Doxorubicin-loaded anti-EGFR immunoliposomes had antitumor activity in a phase I trial.
Major finding: Doxorubicin-loaded anti-EGFR immunoliposomes had antitumor activity in a phase I trial.
Approach: Pegylated liposomes containing doxorubicin were linked to antigen-binding fragments of cetuximab.
Impact: Targeted delivery of cytotoxic compounds to tumors with immunoliposomes may be feasible.

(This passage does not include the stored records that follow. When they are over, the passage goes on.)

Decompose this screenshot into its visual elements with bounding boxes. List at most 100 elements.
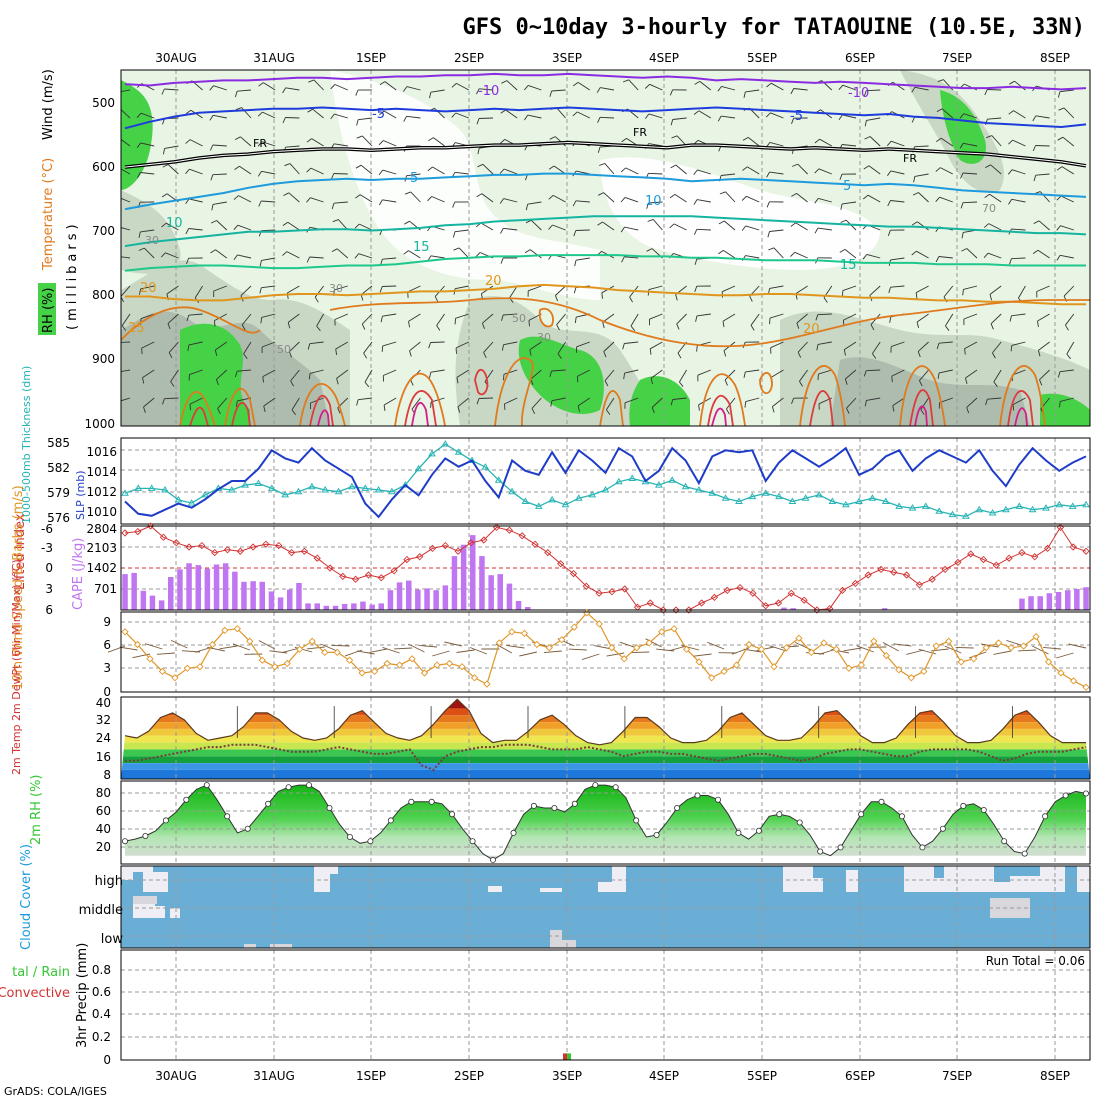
wind-barb-feather [698,404,700,411]
wind-barb-feather [644,83,650,89]
lifted-index-marker [377,574,385,582]
wind-barb [212,144,227,147]
wind-speed-marker [1069,677,1078,685]
wind-barb [261,170,276,175]
wind-barb [987,397,1002,400]
wind-barb [919,369,929,381]
precip-frame [120,949,1091,1061]
wind-barb [503,198,518,203]
wind-barb-feather [185,109,192,114]
wind-barb-feather [606,409,611,415]
isotherm-label: 10 [166,216,183,231]
date-label: 2SEP [454,1069,484,1083]
wind-barb [890,285,905,288]
wind-barb-feather [675,294,678,301]
wind-barb-feather [549,370,553,377]
wind-barb-feather [307,108,313,113]
wind-barb [383,397,397,406]
wind-speed-marker [208,640,217,649]
wind-barb [164,88,179,91]
dewpoint-line [125,743,1087,772]
wind-barb-feather [1057,371,1061,378]
wind-barb-feather [427,196,433,202]
wind-barb [361,313,373,325]
wind-barb-feather [887,230,891,237]
cape-bar [195,565,201,610]
wind-barb-feather [887,170,892,177]
wind-barb [1011,257,1026,260]
wind-barb-feather [186,315,190,322]
wind-barb [747,137,760,147]
isotherm-label: 15 [840,258,857,273]
wind-barb [625,167,639,175]
thickness-marker [227,486,236,493]
wind-barb [121,256,131,259]
rh-label: 70 [982,202,996,215]
wind-barb [990,164,1002,175]
wind-barb-feather [912,192,919,196]
wind-barb-feather [670,399,674,406]
wind-barb-feather [989,294,993,301]
temp-tick: 32 [96,713,111,727]
wind-barb-feather [258,82,264,87]
rh-marker [653,832,660,839]
surface-barb [993,650,1012,655]
wind-speed-marker [707,674,716,682]
wind-barb-feather [1058,107,1065,111]
wind-speed-marker [171,674,179,682]
wind-barb-feather [986,135,992,139]
wind-speed-marker [233,625,241,633]
wind-barb-feather [284,163,291,167]
surface-barb [145,643,163,650]
surface-barb [356,650,375,655]
wind-barb-feather [185,139,191,144]
precip-axis-label: 3hr Precip (mm) [75,943,90,1048]
wind-barb-feather [596,87,601,93]
wind-barb [167,313,179,324]
wind-barb [1039,369,1050,381]
wind-barb [383,140,397,147]
wind-speed-marker [333,648,341,657]
cape-bar [497,574,503,610]
wind-barb [890,257,905,261]
wind-barb-feather [550,400,553,407]
wind-barb-feather [452,231,456,238]
wind-barb-feather [911,116,916,123]
wind-barb [531,397,542,409]
wind-barb [359,194,373,203]
wind-barb [454,171,469,175]
thickness-marker [655,481,663,488]
wind-barb [168,341,179,353]
lifted-index-marker [941,565,949,574]
wind-barb-feather [717,86,722,92]
wind-barb [1018,285,1026,299]
wind-barb-feather [604,380,609,387]
wind-barb-feather [799,381,803,387]
wind-barb-feather [215,379,219,386]
wind-barb [891,369,905,377]
wind-barb [455,313,469,319]
wind-barb-feather [213,320,216,327]
wind-barb-feather [457,406,461,413]
wind-barb [1011,198,1026,203]
rh-marker [346,834,353,841]
wind-barb-feather [161,88,165,95]
date-label: 7SEP [942,1069,972,1083]
thickness-marker [1055,500,1064,508]
wind-barb [673,223,687,231]
cape-bar [378,603,384,610]
rh-area [125,785,1086,860]
cape-bar [451,556,458,610]
wind-barb [818,168,832,175]
rh-marker [755,827,762,834]
wind-barb [289,163,300,175]
wind-barb-feather [647,218,654,222]
wind-barb-feather [1008,139,1014,145]
wind-barb-feather [308,373,311,380]
surface-barb [606,652,625,657]
wind-barb [945,313,954,327]
wind-barb-feather [429,372,432,379]
wind-barb [844,249,857,259]
wind-barb [503,369,518,375]
isotherm-label: 25 [128,321,145,336]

Immunoliposomes, nanoparticles in which a liposome drug carrier is covalently linked to an antibody, can potentially maximize drug efficacy and minimize toxicity by directly delivering thousands of drug molecules to antigen-expressing tumors. Mamot and colleagues conducted a first-in-man open-label phase I dose-escalation trial of doxorubicin-loaded anti-EGFR immunoliposomes (anti-EGFR ILs-dox) in which pegylated liposomal doxorubicin was covalently linked to antigen-binding fragments of cetuximab. The primary endpoint of the trial was to establish the maximum tolerated dose. Heavily pretreated patients with advanced EGFR-overexpressing solid tumors were enrolled, and the maximum tolerated dose was reached at 50 mg/m2, although safety was assessed only until 30 days after the last dose. Additionally, 1 suicide and 1 case of acute psychosis in patients with preexisting psychiatric disorders were not counted as dose-limiting toxicities, nor was a fatal bleed in a patient with head and neck cancer caused by tumor necrosis and carotid artery erosion. Interestingly, the spectrum of other adverse events was different than those caused by EGFR inhibitors or free doxorubicin, which may be due to a different mechanism of action. Among the 26 patients evaluated for the primary endpoint, 1 patient had a complete response, 1 had a partial response, and 10 had stable disease, suggesting that anti-EGFR ILs-dox had antitumor activity, although biodistribution analyses were not performed to show preferential accumulation in tumor tissue. The tumors of the patients with objective responses did have high EGFR expression, but the study size was too small to determine whether response was correlated with EGFR expression. Although additional evaluation of safety and efficacy is needed, these trial results provide evidence that it may be feasible to use immunoliposomes to selectively deliver cytotoxic drugs to tumors.